Tínhamos asas completas que nos levavam em qualquer lugar, e nossas bocas, ávidas de beijos, cantavam, gritavam e bebiam. Quem nos visse na rua, de madrugada, não imaginava a importância dos rituais das noites de sábado. Quem ouvisse nossas conversas atravessadas de risos e xingamentos, jamais diria que seríamos pais, avós ou funcionários públicos.
Os romances eram sempre definitivos; as dores, irrecuperáveis; e os prazeres, manipulados para significar uma intensidade que queríamos fantástica, absurda, incomparável. O rock, onipresente, era uma desculpa esfarrapada, assim como os jeans, para matar aula, chupar bala, chapar cuca, quebra regras.
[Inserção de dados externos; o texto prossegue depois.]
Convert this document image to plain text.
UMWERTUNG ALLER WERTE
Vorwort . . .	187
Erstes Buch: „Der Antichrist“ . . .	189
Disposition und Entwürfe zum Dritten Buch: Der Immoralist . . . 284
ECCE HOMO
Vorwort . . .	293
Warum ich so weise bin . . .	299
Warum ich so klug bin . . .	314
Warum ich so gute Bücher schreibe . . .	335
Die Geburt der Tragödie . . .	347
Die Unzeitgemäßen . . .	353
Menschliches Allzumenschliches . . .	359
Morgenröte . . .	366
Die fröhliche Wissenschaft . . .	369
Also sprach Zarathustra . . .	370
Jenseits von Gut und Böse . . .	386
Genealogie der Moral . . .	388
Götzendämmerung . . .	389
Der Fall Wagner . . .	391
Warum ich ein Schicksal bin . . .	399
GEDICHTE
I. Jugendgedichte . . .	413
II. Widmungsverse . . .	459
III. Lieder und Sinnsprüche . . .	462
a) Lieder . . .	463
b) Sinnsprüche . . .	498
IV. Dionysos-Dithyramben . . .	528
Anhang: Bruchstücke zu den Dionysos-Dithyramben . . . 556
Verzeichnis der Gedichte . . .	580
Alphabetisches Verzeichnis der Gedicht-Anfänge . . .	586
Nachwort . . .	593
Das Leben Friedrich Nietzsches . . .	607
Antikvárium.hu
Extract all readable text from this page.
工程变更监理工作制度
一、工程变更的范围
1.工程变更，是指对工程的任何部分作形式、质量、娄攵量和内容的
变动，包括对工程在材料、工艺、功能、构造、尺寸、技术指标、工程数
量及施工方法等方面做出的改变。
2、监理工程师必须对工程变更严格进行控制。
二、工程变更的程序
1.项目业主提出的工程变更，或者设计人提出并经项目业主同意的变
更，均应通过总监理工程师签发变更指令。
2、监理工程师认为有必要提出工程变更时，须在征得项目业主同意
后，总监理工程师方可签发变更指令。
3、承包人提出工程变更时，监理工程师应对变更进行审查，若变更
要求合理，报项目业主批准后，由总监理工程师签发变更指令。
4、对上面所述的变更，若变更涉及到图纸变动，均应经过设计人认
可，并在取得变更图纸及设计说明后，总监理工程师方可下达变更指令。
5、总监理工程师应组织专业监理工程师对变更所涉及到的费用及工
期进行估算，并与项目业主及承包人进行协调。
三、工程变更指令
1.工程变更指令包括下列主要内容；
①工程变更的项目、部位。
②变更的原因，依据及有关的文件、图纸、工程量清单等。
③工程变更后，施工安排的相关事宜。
Naqueles tempos de Pink Floyd, os chicletes grudavam nas palavras, as chuvas não molhavam e nem usávamos guarda-chuvas ou sombrinhas. A Matemática era incompreensível e os poetas, guerrilheiros. Não sabíamos falar inglês, rezar a Salve Rainha, nem jogar gamão.
Ah, mas amar, sabíamos bem! Apaixonávamos a cada momento, os pensamentos escureciam, o coração mandava e, indestrutíveis super-homens e supermoças, mergulhávamos na cratera do vulcão, no olho do furacão, na doce ilusão de ser feliz para sempre.
Quantas bravatas, quantas serenatas, risos, rosas e carnavais. Na multidão, éramos únicos; nas procissões, tímidos; e nas exposições, bêbados. Os nossos heróis morriam de excesso de sonho, os nosso amigos eram temidos pelos amigos dos nossos inimigos, e bandidos só existiam nas telas dos durangos kids, james bondes e outros xerifes.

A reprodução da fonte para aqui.